Complete step by step answer
In the question we are given that a rod of length $2L$ and mass $M$ is suspended by a wire. Therefore the moment of inertia of the rod about the wire will be
$\Rightarrow I = \dfrac{{M{{\left( {2L} \right)}^2}}}{{12}}$
This gives us,
$\Rightarrow I = \dfrac{{4M{L^2}}}{{12}}$
Cancelling 4 from numerator and denominator,
$\Rightarrow I = \dfrac{{M{L^2}}}{3}$
So the frequency of oscillation in the first case will be given by,
$\Rightarrow {f_1} = \dfrac{k}{{\sqrt I }}$
Substituting the value of $I$ we get,
$\Rightarrow {f_1} = \dfrac{k}{{\sqrt {\dfrac{{M{L^2}}}{3}} }}$
Now for the second case, 2 masses $m$ were attached on either side of the rod at a distance of ${L \mathord{\left/
 {\vphantom {L 2}} \right.
} 2}$ from the center.
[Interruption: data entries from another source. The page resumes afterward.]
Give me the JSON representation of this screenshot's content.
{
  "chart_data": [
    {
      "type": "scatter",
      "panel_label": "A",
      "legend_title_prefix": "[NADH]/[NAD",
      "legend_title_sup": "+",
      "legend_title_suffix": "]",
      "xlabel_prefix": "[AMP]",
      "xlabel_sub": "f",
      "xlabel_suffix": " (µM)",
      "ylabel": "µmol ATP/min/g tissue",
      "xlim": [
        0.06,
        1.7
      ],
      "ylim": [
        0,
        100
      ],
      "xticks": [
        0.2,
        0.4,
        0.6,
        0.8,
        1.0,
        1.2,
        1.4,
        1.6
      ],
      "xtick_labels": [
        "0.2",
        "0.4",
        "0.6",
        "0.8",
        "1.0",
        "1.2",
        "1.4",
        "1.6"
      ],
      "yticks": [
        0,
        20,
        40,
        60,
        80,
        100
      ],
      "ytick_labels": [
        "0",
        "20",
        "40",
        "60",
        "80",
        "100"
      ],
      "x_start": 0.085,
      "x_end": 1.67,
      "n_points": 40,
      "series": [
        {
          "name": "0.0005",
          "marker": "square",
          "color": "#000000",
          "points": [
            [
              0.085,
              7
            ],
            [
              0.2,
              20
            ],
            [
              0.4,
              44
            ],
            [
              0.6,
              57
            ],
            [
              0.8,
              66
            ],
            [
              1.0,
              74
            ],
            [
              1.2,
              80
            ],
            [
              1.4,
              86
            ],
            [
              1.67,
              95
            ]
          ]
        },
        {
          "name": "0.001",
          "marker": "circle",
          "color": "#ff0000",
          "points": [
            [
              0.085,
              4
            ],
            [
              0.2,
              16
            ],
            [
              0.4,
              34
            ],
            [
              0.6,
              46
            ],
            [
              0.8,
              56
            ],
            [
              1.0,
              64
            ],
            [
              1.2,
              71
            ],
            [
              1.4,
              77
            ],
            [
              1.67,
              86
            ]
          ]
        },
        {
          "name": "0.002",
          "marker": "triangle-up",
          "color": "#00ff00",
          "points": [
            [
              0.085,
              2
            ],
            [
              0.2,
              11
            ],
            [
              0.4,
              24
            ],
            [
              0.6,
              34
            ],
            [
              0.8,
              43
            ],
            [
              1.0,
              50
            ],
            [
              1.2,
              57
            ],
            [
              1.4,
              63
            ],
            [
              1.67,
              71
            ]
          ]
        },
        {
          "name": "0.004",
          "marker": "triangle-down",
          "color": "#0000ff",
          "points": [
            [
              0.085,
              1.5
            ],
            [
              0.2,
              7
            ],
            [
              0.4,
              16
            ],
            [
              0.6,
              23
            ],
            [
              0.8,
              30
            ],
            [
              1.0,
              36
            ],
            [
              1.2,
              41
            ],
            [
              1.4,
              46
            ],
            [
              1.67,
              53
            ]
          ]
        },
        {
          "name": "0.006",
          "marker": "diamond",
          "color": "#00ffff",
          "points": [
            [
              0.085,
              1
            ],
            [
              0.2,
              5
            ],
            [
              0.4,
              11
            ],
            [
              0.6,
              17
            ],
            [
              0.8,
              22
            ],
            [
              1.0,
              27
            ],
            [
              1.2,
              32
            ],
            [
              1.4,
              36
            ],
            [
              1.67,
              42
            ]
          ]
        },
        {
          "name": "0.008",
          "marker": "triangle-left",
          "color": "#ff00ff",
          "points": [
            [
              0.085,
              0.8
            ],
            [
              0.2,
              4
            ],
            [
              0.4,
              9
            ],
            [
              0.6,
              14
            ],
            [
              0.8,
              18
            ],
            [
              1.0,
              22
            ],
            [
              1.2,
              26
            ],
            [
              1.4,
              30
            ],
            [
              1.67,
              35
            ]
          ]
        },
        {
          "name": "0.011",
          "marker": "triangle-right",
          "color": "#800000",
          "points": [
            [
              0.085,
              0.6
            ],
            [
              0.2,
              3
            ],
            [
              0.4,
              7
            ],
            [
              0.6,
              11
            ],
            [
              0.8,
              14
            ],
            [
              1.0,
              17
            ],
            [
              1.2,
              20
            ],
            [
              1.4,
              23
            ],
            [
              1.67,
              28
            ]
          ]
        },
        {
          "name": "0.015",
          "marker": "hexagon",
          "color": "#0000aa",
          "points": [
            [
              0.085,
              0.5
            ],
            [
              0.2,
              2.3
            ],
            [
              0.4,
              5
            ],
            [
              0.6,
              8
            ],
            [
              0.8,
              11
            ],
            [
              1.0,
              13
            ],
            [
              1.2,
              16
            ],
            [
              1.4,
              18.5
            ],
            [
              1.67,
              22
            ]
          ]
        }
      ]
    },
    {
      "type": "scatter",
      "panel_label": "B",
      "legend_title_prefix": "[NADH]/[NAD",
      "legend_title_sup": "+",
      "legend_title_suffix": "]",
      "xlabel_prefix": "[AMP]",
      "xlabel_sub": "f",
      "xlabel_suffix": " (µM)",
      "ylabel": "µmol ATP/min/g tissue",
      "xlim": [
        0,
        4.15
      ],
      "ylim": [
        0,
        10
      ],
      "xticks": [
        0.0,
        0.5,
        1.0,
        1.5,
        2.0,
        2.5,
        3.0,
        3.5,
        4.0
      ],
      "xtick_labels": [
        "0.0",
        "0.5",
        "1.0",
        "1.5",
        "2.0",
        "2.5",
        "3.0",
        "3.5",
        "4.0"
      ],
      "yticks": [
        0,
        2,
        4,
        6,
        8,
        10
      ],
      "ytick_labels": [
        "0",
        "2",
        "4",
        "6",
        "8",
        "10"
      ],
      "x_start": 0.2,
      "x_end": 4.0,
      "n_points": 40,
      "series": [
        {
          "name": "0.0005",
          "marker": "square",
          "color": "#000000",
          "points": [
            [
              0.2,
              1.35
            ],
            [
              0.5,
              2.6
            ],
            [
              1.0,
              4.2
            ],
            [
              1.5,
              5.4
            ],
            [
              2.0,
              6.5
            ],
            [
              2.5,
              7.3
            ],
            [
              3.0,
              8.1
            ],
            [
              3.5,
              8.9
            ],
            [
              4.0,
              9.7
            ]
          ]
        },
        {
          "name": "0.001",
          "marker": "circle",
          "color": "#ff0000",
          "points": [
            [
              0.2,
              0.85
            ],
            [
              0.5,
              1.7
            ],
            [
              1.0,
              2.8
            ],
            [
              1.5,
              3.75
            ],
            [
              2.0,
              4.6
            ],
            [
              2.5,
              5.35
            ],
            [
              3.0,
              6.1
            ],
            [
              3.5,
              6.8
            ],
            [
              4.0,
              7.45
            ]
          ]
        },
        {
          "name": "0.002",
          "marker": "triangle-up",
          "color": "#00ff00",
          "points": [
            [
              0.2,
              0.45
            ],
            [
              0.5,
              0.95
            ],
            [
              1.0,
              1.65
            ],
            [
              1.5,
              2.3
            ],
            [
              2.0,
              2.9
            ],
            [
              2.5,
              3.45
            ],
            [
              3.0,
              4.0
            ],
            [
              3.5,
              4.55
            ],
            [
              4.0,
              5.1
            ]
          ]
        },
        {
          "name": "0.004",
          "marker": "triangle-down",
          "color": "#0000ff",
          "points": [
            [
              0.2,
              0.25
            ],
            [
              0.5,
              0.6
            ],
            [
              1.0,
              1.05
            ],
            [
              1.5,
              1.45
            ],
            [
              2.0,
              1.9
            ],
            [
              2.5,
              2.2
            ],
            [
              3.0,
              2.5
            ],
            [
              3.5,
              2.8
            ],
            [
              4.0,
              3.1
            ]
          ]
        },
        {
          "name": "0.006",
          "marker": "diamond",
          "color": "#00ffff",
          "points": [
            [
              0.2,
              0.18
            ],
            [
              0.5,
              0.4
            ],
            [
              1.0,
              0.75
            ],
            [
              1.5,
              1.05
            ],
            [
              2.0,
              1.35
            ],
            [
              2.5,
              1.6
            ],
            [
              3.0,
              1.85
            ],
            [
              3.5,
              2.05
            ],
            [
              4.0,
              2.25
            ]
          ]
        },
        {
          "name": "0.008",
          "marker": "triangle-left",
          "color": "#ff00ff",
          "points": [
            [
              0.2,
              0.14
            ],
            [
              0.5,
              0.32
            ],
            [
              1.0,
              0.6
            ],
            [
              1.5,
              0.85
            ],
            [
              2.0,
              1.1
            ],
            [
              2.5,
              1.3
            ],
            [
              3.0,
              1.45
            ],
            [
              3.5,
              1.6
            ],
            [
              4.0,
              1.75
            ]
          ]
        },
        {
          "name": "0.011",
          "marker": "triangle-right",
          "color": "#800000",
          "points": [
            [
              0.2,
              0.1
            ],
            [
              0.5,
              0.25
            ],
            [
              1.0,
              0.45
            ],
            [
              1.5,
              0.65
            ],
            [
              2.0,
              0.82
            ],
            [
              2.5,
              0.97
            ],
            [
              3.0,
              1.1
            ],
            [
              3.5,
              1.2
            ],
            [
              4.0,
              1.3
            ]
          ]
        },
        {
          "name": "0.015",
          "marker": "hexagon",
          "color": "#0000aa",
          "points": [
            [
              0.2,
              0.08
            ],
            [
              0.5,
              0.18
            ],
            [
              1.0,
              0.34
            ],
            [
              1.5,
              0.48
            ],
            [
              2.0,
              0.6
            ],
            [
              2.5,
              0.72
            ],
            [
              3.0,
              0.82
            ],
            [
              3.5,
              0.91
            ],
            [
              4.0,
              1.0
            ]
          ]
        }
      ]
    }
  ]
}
Hence, the new moment of inertia will be,
$\Rightarrow I' = \dfrac{{M{L^2}}}{3} + m{\left( {\dfrac{L}{2}} \right)^2} + m{\left( {\dfrac{L}{2}} \right)^2}$
So this can be simplified as,
$\Rightarrow I' = \dfrac{{M{L^2}}}{3} + 2m\dfrac{{{L^2}}}{4}$
On cancelling the 2 from numerator and denominator, we get
$\Rightarrow I' = \dfrac{{M{L^2}}}{3} + \dfrac{{m{L^2}}}{2}$
So in this case the frequency will be,
$\Rightarrow {f_2} = \dfrac{k}{{\sqrt {I'} }}$
Substituting we get,
$\Rightarrow {f_2} = \dfrac{k}{{\sqrt {\dfrac{{M{L^2}}}{3} + \dfrac{{m{L^2}}}{2}} }}$
Now according to the problem the frequency in the second case gets reduced $20\% $. So we can write,
$\Rightarrow {f_2} = \dfrac{{80}}{{100}}{f_1}$
This gives us the frequency as,
$\Rightarrow {f_2} = \dfrac{8}{{10}}{f_1}$
Now substituting the values we get
$\Rightarrow \dfrac{k}{{\sqrt {\dfrac{{M{L^2}}}{3} + \dfrac{{m{L^2}}}{2}} }} = \dfrac{8}{{10}}\dfrac{k}{{\sqrt {\dfrac{{M{L^2}}}{3}} }}$
We can cancel the $k$ from both sides and then on doing cross multiplication, we get
$\Rightarrow \sqrt {\dfrac{{M{L^2}}}{3}} = \dfrac{8}{{10}}\sqrt {\dfrac{{M{L^2}}}{3} + \dfrac{{m{L^2}}}{2}} $
Now squaring on both the sides we have,
$\Rightarrow \dfrac{{M{L^2}}}{3} = \dfrac{{64}}{{100}}\left( {\dfrac{{M{L^2}}}{3} + \dfrac{{m{L^2}}}{2}} \right)$
On opening the bracket we get,
$\Rightarrow \dfrac{{M{L^2}}}{3} = \dfrac{{64}}{{100}} \times \dfrac{{M{L^2}}}{3} + \dfrac{{64}}{{100}} \times \dfrac{{m{L^2}}}{2}$
On simplifying and taking the common terms on one side we get
$\Rightarrow \dfrac{{M{L^2}}}{3} - \dfrac{{64M{L^2}}}{{300}} = \dfrac{{32m{L^2}}}{{100}}$
On doing the calculation in the LHS
$\Rightarrow \dfrac{{\left( {100 - 64} \right)M{L^2}}}{{300}} = \dfrac{{32m{L^2}}}{{100}}$
We can cancel the $\dfrac{{{L^2}}}{{100}}$ from both sides and get
$\Rightarrow \dfrac{{36M}}{3} = 32m$
Now we bring $M$ to the RHS and taking the rest to the LHS,
$\Rightarrow \dfrac{m}{M} = \dfrac{{36}}{{3 \times 32}}$
On doing the calculation we get a value of $\dfrac{m}{M} = 0.375$
So the correct answer is option (B).

Note
The moment of inertia of a body is its tendency to resist angular acceleration. The moment of inertia of any body can be calculated by the sum of product of the masses of the particles in the body and their perpendicular distance from the axis.